2. Entgegen der Auffassung der Beklagten zu 1 rechtfertigt sich eine Analogie auch nicht aus den Zwecken des Investitionsvorranggesetzes. Denn dieses läßt, wie dargestellt (Abschn. III 2), zivilrechtliche Ansprüche unberührt.

VI.

Die Sache ist zur anderweiten Verhandlung und Entscheidung an das Berufungsgericht zurückzuverweisen (§ 565 Abs. 1 ZPO). Denn dieses hat, von seinem Standpunkt aus folgerichtig, die Frage, ob der Beklagte zu 2 die Auflassungsvormerkung kraft öffentlichen Glaubens des Grundbuchs erworben hat (§ 893, 2. Alt., § 892 BGB; Senat, BGHZ 25, 16, 23; 28, 182, 185 f), offengelassen.
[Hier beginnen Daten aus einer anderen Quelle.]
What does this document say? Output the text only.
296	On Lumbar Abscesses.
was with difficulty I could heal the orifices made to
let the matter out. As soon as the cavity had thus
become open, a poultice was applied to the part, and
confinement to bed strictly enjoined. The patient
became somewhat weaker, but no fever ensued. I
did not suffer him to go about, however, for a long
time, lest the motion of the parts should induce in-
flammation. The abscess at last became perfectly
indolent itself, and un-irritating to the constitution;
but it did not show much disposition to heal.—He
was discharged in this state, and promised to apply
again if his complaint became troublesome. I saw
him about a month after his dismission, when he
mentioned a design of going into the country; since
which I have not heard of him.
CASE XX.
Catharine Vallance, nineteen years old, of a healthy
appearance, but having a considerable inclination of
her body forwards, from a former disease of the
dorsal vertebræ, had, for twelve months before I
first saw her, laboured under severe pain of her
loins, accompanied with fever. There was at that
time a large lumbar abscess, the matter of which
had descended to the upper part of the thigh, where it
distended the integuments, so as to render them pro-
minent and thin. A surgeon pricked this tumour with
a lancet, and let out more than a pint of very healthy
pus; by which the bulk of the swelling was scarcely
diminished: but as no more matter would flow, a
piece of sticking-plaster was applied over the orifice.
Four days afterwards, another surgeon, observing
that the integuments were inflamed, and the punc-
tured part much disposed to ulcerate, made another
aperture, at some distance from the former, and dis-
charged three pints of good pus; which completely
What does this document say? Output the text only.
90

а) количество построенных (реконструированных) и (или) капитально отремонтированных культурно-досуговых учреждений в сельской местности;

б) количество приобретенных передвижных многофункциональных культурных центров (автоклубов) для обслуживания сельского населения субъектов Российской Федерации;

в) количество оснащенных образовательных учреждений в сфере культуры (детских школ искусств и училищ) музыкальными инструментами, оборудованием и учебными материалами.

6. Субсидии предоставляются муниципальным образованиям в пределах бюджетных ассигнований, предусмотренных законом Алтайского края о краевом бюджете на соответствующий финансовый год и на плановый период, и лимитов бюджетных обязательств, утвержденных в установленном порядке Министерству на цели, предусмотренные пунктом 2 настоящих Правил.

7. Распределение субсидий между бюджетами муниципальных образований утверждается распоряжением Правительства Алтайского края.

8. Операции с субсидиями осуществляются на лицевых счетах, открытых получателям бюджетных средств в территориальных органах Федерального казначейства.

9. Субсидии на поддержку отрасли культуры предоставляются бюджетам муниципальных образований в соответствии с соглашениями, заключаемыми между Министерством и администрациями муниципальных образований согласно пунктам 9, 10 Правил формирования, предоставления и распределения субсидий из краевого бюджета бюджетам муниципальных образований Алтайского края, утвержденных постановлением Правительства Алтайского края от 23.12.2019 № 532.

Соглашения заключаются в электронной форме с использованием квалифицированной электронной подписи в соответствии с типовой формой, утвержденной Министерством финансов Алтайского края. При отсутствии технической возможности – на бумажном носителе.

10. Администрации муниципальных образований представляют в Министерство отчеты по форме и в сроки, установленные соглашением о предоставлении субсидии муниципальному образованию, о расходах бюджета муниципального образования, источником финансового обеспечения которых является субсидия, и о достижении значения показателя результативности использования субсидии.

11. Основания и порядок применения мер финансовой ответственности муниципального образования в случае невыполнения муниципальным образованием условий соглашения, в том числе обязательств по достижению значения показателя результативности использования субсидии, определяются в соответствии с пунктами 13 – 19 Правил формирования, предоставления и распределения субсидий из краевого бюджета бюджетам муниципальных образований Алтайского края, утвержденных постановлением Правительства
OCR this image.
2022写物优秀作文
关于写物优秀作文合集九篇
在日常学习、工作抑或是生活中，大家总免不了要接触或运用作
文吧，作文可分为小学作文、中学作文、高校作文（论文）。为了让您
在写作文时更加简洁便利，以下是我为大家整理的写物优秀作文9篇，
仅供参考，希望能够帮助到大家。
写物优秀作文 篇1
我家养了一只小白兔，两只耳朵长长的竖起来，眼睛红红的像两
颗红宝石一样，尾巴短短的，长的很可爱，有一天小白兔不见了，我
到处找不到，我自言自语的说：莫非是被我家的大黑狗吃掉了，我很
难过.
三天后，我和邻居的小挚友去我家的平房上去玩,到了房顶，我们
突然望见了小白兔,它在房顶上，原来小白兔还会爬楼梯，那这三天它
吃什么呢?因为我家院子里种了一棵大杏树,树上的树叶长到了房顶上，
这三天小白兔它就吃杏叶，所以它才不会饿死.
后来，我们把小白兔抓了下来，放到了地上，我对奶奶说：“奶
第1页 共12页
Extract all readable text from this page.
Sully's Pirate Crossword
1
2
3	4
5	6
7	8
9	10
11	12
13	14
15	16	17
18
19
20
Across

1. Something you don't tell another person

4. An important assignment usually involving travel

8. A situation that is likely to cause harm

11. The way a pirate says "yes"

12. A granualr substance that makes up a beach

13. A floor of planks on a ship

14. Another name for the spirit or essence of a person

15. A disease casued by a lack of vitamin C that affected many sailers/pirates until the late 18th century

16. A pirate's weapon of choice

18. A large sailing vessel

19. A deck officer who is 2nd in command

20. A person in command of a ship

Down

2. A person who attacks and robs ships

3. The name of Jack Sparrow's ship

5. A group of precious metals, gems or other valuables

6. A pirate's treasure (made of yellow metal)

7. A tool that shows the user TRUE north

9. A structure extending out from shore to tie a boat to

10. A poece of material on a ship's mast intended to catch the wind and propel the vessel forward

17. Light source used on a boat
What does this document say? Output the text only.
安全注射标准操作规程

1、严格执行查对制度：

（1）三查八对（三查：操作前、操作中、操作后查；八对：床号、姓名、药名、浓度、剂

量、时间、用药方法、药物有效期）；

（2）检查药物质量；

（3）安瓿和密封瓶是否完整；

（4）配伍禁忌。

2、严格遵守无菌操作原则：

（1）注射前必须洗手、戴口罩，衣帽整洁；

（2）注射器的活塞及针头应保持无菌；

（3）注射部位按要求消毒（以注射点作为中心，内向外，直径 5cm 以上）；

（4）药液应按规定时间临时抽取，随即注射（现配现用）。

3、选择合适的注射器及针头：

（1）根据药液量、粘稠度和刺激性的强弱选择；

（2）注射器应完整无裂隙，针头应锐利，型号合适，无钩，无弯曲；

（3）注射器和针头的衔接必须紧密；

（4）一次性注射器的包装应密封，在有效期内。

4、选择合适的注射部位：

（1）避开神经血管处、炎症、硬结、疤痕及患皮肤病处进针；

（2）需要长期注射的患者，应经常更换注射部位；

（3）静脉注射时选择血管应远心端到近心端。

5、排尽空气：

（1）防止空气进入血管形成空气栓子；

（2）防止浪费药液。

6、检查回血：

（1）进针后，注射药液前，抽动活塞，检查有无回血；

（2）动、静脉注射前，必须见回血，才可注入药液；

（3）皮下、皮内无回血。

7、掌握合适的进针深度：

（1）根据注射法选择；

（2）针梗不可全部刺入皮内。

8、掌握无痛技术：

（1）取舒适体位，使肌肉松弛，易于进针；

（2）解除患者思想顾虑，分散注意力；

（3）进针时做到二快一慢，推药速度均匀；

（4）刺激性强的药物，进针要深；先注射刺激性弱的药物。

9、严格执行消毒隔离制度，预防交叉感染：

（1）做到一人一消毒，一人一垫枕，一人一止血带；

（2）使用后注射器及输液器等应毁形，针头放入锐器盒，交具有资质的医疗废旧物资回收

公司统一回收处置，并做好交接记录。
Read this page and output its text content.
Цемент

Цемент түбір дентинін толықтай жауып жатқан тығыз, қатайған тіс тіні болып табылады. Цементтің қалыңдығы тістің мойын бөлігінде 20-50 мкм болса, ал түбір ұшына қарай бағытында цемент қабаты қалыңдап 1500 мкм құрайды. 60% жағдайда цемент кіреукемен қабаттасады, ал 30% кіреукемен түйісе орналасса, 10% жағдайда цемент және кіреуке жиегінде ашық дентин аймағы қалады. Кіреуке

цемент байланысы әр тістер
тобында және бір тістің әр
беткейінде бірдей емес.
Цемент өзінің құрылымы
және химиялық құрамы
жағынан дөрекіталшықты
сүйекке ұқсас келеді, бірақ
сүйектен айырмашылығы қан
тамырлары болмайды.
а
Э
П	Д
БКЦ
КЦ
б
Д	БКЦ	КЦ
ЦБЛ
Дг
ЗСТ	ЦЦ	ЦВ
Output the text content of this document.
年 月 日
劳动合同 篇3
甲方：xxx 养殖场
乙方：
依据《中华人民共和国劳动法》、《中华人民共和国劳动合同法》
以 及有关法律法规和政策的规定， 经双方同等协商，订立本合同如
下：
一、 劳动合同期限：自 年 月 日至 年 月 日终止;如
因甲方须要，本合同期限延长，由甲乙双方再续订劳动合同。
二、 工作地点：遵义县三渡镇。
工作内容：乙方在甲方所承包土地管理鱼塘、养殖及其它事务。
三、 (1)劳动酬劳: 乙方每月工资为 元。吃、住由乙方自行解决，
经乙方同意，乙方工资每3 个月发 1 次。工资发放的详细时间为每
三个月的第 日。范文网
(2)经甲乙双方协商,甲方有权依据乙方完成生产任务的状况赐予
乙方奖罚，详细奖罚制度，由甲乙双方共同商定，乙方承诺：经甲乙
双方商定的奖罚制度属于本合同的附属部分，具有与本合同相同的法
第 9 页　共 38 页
Ist die Frage zu bejahen, bleibt dies auch nicht ohne Auswirkungen auf die gegen die Beklagte zu 1 erhobenen Ansprüche. Der Beklagte zu 2 könnte in diesem Falle, wenn das Grundbuch zugunsten von R. K. berichtigt würde, von diesem die Zustimmung zum Vollzug einer von ihm mit der Beklagten zu 1 vereinbarten (oder noch zu vereinbarenden) Auflassung verlangen (§§ 883 Abs. 2, 888 BGB entspr.; vgl. Senat, BGHZ 57, 341, 343; Urt. v. 17. Juni 1994, V ZR 204/92, NJW 1994, 2947). In diesem Falle kann das Berichtigungsverlangen gegenüber der Beklagten zu 1 gegen § 242 BGB verstoßen.